If I were living with a SO, he/she would think I’m pissed off. I was pleasant and as friendly as I’ll ever be for the past week. But today the extreme introvert has taken over. I’m so tired. I want to sleep but I can’t for many reasons but the main one is HOUSE GUEST. I just want to come home to an empty house and do what I normally would do. I’ve crashed. I need my shell. As flawed as my shell is…I’m not talking.
Yeah, that is why I will never have a SO. Too much drama. I have enough going on without another human being in my face. That’s the spirit. Unless the person is a loner or extremely empathetic then he/she will think you are mad at them. I hate when people take your personality personally. Even I don’t do that. C’mon! I could give examples of how I thought someone was rude/mean to me and then I learned that is who they are SO I DON’T TAKE IT PERSONALLY. Apparently these rules, do not exist for loners. IT ISN’T ABOUT YOU.
Work was fine today. Rare statement. I tried not to get down even though I knew my hard work wouldn’t show because I’m working on a slow project. They have me doing it alone. That I do not understand. They could easily have one person doing the same thing I’m doing. Then I wouldn’t have to work on it every single day. I think they are doing it on purpose but it isn’t a sabotage even though sometimes I wonder. I also wonder if I’m being giving busy work (even though it has to be done) just to placate me. Last week I wondered why I was even there. I’m going to finish this shit so they have to give me something else.

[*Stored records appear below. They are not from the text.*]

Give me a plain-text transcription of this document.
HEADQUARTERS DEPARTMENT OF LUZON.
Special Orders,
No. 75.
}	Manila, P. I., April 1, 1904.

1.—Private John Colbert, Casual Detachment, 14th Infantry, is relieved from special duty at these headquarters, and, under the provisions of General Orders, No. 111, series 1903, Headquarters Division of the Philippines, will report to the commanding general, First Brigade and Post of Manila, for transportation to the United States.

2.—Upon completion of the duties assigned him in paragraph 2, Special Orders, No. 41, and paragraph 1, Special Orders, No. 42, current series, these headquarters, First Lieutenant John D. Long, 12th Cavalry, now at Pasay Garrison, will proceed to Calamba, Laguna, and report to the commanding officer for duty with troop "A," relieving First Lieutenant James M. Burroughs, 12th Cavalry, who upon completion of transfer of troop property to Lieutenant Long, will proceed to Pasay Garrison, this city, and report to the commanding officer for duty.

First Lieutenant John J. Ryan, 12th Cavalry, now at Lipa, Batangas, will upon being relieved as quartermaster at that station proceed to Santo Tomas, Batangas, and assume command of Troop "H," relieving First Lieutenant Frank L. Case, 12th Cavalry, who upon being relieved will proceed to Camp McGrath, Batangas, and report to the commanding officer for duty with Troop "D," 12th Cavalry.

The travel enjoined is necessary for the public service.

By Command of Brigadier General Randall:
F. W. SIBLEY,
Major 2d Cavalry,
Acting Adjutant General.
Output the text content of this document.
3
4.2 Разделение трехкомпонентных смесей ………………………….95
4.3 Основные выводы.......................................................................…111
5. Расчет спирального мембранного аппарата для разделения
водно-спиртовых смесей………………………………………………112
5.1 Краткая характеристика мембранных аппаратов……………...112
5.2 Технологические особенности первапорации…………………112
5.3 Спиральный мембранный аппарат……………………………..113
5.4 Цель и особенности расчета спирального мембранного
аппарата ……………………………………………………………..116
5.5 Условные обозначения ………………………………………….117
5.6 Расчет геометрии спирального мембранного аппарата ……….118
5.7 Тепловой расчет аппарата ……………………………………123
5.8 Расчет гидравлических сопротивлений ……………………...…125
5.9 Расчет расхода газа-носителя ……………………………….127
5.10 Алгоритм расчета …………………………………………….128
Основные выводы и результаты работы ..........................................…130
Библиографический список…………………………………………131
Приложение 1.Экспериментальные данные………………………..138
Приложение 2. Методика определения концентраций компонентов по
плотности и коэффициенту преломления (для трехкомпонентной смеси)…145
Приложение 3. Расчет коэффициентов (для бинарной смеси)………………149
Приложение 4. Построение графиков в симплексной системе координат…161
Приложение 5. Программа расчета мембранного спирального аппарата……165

Work was fine…only today. 🙂
I’m sick. So many different issues. I need to pick a doctor but my internet connection is crappy after all the rain we got so I’m going to call customer service and see if they will let me pick that way. I don’t like my choices but how am I supposed to know anyways??? (that’s what friends are for)….Maybe I should consider a male so I can have more options.
Going to bed early tonight…after doing homework.